Next I worked at the hand, which boasted six rather than seven digits; Two of them were clearly thumbs, opposite in their orientation, and each of the remaining fingers was double-jointed, so that both sides of these vanished hands would have served as palms. At the wrist a socket opened in one direction, a ball joint protruded in the other, as if the hand were meant to snap onto an adjoining one. I now bent secretively over my outrageous skeleton, unwilling to meet stares from other students.
After tinkering with fibula and clavicle, each bone recognizable but slightly awry from the human, I gingerly unpacked the plates of the skull. I had been fearing these bones most of all. Their scattered state was unsettling enough to begin with, since in ordinary skeletal kits they would have been assembled into a braincase. Their gathered state was even more unsettling.
They would only go together in one arrangement, yet it appeared so outrageous to me that I forced myself to reassemble the skull three times. There was only one jaw, to be sure, though an exceedingly broad one, and only two holes for ears. But the skull itself was clearly double, as if two heads had been squeezed together, like cherries grown double on one stem. Each hemisphere of the brain enjoyed its own cranium. The opening for the nose was in its accustomed place, as were two of the eyes. But in the center of the vast forehead, like the drain in an empty expanse of bathtub, was the socket for a third eye.
I closed the anatomy text, helpless before this freak. Hunched over to shield it from the gaze of other students, I stared long at that triangle of eyes, and at the twinned craniums that splayed out behind like a fusion of moons. No, I decided, such a creature was not possible. It was a hoax, a malicious joke designed to shatter my understanding of anatomy. But I would not fall for the trick. Angrily I disassembled this counterfeit skull, stuffed the bones back into their metal pockets, clasped the box shut and returned it to the counter.
“This may seem funny to you,” I said, “but I have an examination to pass.”
“Funny?” the librarian replied.
“This hoax.” I slapped the box, raising a puff of dust. When she only lifted an eyebrow mockingly, I insisted: “It’s a fabrication, an impossibility.”
“Is it?” she taunted, laying her gloved hands atop the crate.
Furious, I said, “It’s not even a very good hoax. No one who knows the smallest scrap of anatomy would fall for it.”
“Really?” she said, peeling the glove away from one wrist. I wanted to shout at her and then hurry away, before she could uncover that hand. Yet I was mesmerized by the slide of cloth, the pinkish skin emerging. “I found it hard to believe myself, at first,” she said, spreading the naked hand before me, palm up. I was relieved to count only five digits. But the fleshy heel was inflamed and swollen, as if the bud of a new thumb were sprouting there.
A scar, I thought feverishly. Nothing awful.
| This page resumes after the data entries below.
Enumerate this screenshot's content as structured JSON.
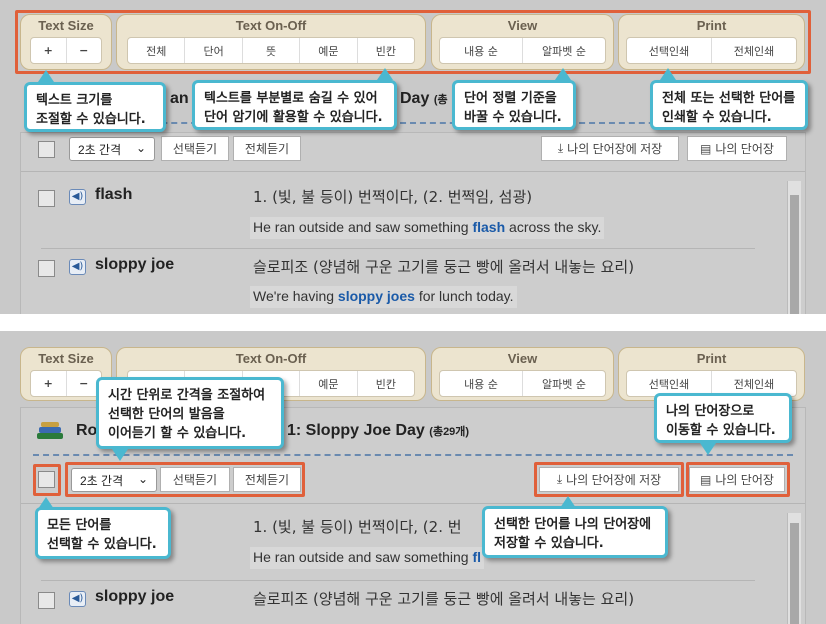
{
  "toolbar": {
    "text_size": {
      "title": "Text Size",
      "plus": "+",
      "minus": "−"
    },
    "text_onoff": {
      "title": "Text On-Off",
      "buttons": [
        "전체",
        "단어",
        "뜻",
        "예문",
        "빈칸"
      ]
    },
    "view": {
      "title": "View",
      "buttons": [
        "내용 순",
        "알파벳 순"
      ]
    },
    "print": {
      "title": "Print",
      "buttons": [
        "선택인쇄",
        "전체인쇄"
      ]
    }
  },
  "top_callouts": {
    "text_size": "텍스트 크기를\n조절할 수 있습니다.",
    "text_onoff": "텍스트를 부분별로 숨길 수 있어\n단어 암기에 활용할 수 있습니다.",
    "view": "단어 정렬 기준을\n바꿀 수 있습니다.",
    "print": "전체 또는 선택한 단어를\n인쇄할 수 있습니다."
  },
  "lesson": {
    "title_prefix": "Ro",
    "title_fragment_top": "an",
    "title_day_top": "Day",
    "title_count_top": "(총",
    "title_suffix": "1: Sloppy Joe Day",
    "count": "(총29개)"
  },
  "controls": {
    "interval_select": "2초 간격",
    "listen_selected": "선택듣기",
    "listen_all": "전체듣기",
    "save_to_notebook": "나의 단어장에 저장",
    "my_notebook": "나의 단어장"
  },
  "entries": [
    {
      "word": "flash",
      "meaning": "1. (빛, 불 등이) 번쩍이다, (2. 번쩍임, 섬광)",
      "meaning_short": "1. (빛, 불 등이) 번쩍이다, (2. 번",
      "example_before": "He ran outside and saw something ",
      "example_highlight": "flash",
      "example_after": " across the sky.",
      "example_partial_highlight": "fl"
    },
    {
      "word": "sloppy joe",
      "meaning": "슬로피조 (양념해 구운 고기를 둥근 빵에 올려서 내놓는 요리)",
      "example_before": "We're having ",
      "example_highlight": "sloppy joes",
      "example_after": " for lunch today."
    }
  ],
  "bottom_callouts": {
    "interval": "시간 단위로 간격을 조절하여\n선택한 단어의 발음을\n이어듣기 할 수 있습니다.",
    "notebook": "나의 단어장으로\n이동할 수 있습니다.",
    "select_all": "모든 단어를\n선택할 수 있습니다.",
    "save": "선택한 단어를 나의 단어장에\n저장할 수 있습니다."
  },
  "colors": {
    "highlight_frame": "#e0603a",
    "callout_border": "#4ab8d0",
    "keyword": "#1a5aa8"
  }
}
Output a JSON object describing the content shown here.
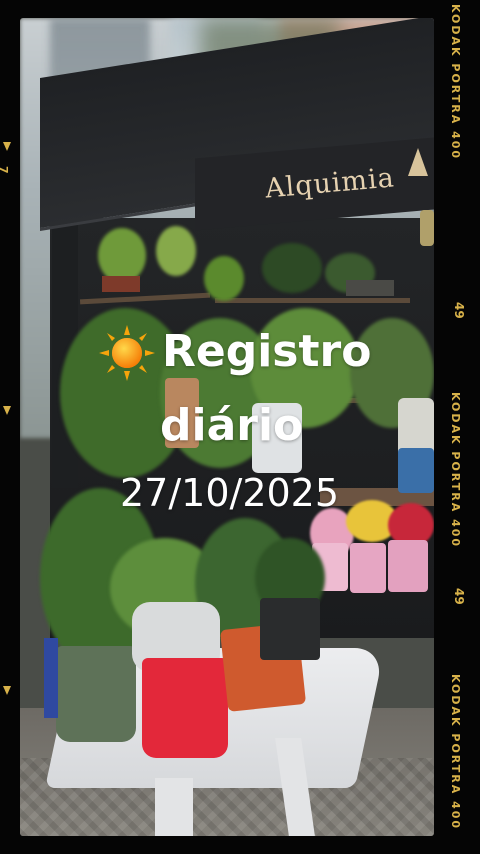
{
  "story": {
    "title_line_1": "Registro",
    "title_line_2": "diário",
    "date": "27/10/2025",
    "emoji": "sun-icon"
  },
  "scene": {
    "shop_sign": "Alquimia"
  },
  "film_frame": {
    "edge_labels": [
      "KODAK  PORTRA 400",
      "KODAK  PORTRA 400",
      "KODAK  PORTRA 400"
    ],
    "edge_numbers": [
      "49",
      "49"
    ],
    "left_number": "7",
    "accent_color": "#d8b24a"
  }
}
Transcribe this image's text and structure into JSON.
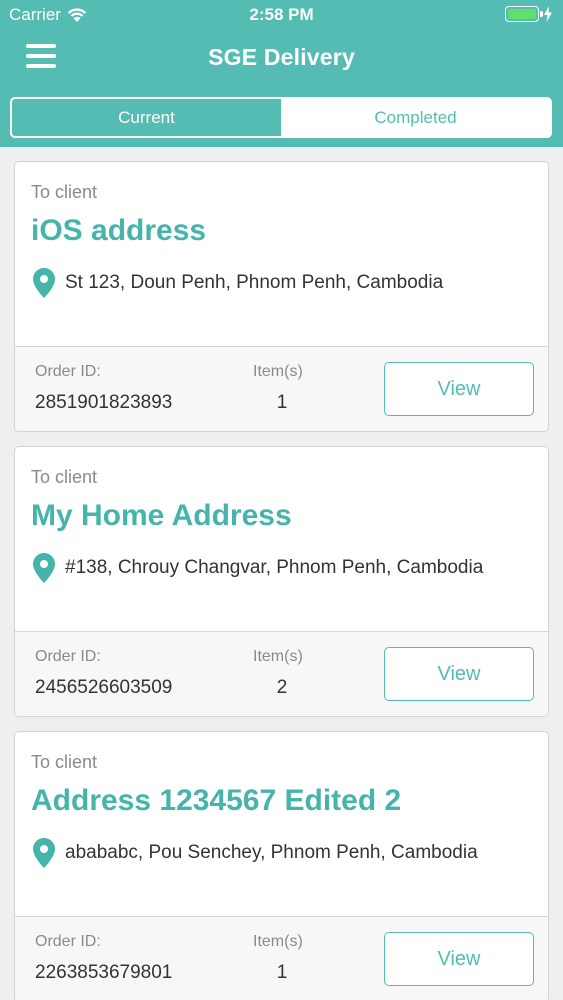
{
  "status_bar": {
    "carrier": "Carrier",
    "time": "2:58 PM"
  },
  "navbar": {
    "title": "SGE Delivery"
  },
  "tabs": [
    {
      "label": "Current",
      "active": true
    },
    {
      "label": "Completed",
      "active": false
    }
  ],
  "colors": {
    "primary": "#54bcb2",
    "title_text": "#45b4aa",
    "battery": "#5fe06b"
  },
  "orders": [
    {
      "to_label": "To client",
      "name": "iOS address",
      "address": "St 123, Doun Penh, Phnom Penh, Cambodia",
      "order_id_label": "Order ID:",
      "order_id": "2851901823893",
      "items_label": "Item(s)",
      "items": "1",
      "view_label": "View"
    },
    {
      "to_label": "To client",
      "name": "My Home Address",
      "address": "#138, Chrouy Changvar, Phnom Penh, Cambodia",
      "order_id_label": "Order ID:",
      "order_id": "2456526603509",
      "items_label": "Item(s)",
      "items": "2",
      "view_label": "View"
    },
    {
      "to_label": "To client",
      "name": "Address 1234567 Edited 2",
      "address": "abababc, Pou Senchey, Phnom Penh, Cambodia",
      "order_id_label": "Order ID:",
      "order_id": "2263853679801",
      "items_label": "Item(s)",
      "items": "1",
      "view_label": "View"
    }
  ]
}
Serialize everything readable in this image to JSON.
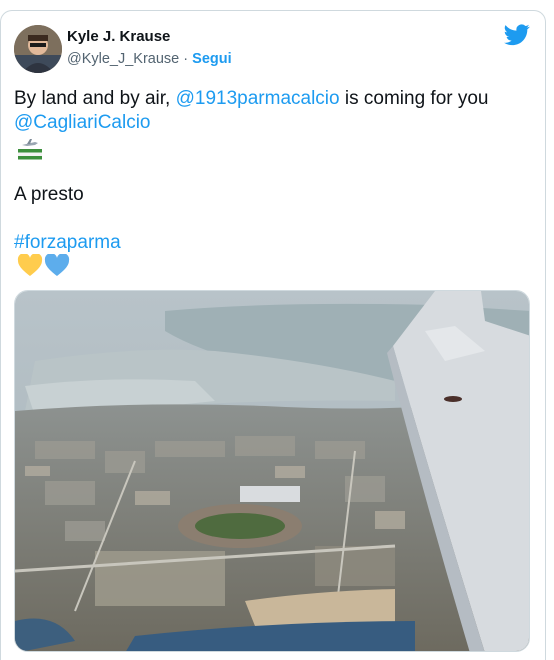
{
  "tweet": {
    "author_name": "Kyle J. Krause",
    "author_handle": "@Kyle_J_Krause",
    "separator": "·",
    "follow_label": "Segui",
    "text_line1_prefix": "By land and by air, ",
    "mention_1": "@1913parmacalcio",
    "text_line1_suffix": " is coming for you",
    "mention_2": "@CagliariCalcio",
    "line_2": "A presto",
    "hashtag": "#forzaparma"
  },
  "icons": {
    "brand": "twitter-bird-icon",
    "brand_color": "#1d9bf0",
    "emoji_1": "plane-and-flag-emoji",
    "emoji_2": "yellow-heart-emoji",
    "emoji_3": "blue-heart-emoji"
  },
  "colors": {
    "link": "#1d9bf0",
    "text": "#0f1419",
    "secondary": "#536471"
  }
}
Then she turned the hand over and displayed for me another palm. The fingers curled upward, then curled in the reverse direction, forming a cage of fingers on the counter.
I flinched away. Skeletons were shattering in my mind, names of bones were fluttering away like blown leaves. All my carefully gathered knowledge was scattering. Unable to look at her, unwilling to glimpse the socket of flesh that might be opening on her forehead beneath the dangling hair, I kept my gaze turned aside.
“How many of you are there?” I hissed.
“I’m the first, so far as I know. Unless you count our friend here,” she added, rapping her knuckles against the bone box.
I guessed the distances to inhabited planets, conjured up the silhouettes of space craft. “But where do you come from?”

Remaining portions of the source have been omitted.